I don’t know whether I understand you correctly. What do you mean by “planned”? It should be no problem to perform the study in two groups (e.g., for logistic reasons – limited capacity of the clinical site). That would mean planning for 120.
If you already performed the study in 60 subjects, evaluate for BE (which failed), and then want to add another group of 60 you are in trouble. That would be an unplanned sequential design. No way – since the patient’s risk will be inflated. See also FDA’s guidance p9 (“Additional subjects should not be included after data analysis unless the trial was designed from the beginning as a sequential or group sequential design.”) and p13 (“A sequential design, in which the decision to study a second group of subjects is based on the results from the first group, calls for different statistical methods and is outside the scope of this guidance. Those wishing to use a sequential design should consult the appropriate CDER review division.”).
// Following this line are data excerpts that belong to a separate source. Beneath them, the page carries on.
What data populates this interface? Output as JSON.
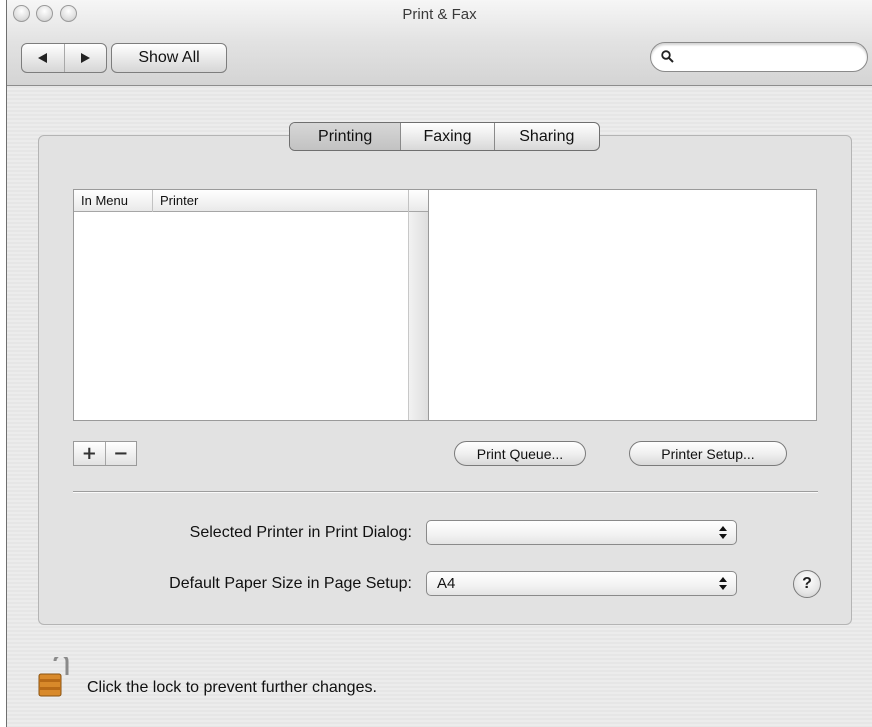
{
  "window": {
    "title": "Print & Fax"
  },
  "toolbar": {
    "back_label": "back",
    "forward_label": "forward",
    "show_all_label": "Show All",
    "search_placeholder": ""
  },
  "tabs": [
    {
      "label": "Printing",
      "active": true
    },
    {
      "label": "Faxing",
      "active": false
    },
    {
      "label": "Sharing",
      "active": false
    }
  ],
  "printer_list": {
    "columns": [
      "In Menu",
      "Printer"
    ],
    "rows": []
  },
  "buttons": {
    "add": "+",
    "remove": "−",
    "print_queue": "Print Queue...",
    "printer_setup": "Printer Setup..."
  },
  "settings": {
    "selected_printer_label": "Selected Printer in Print Dialog:",
    "selected_printer_value": "",
    "paper_size_label": "Default Paper Size in Page Setup:",
    "paper_size_value": "A4"
  },
  "help": "?",
  "lock": {
    "text": "Click the lock to prevent further changes."
  }
}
❝ As per USFDA Guidance for Industry, Statistical Approaches to Establishing Bioequivalence, 2001 section VII A, crossover study can be carried out in two or more groups of subjects. Does this criteria can be followed for parallel design studies?


Why not? But only if it was planned as such. Although FDA’s states “If the study is carried out in two or more groups […] at the same site but greatly separated in time (months apart, for example), questions may arise as to whether the results from the several groups should be combined in a single analysis. Such cases should be discussed with the appropriate CDER review division.”
Note: months one month.

If you want to go for a sequential design you have to wait until someone publishes a statistical framework maintaining te patient’s risk. Currently no way.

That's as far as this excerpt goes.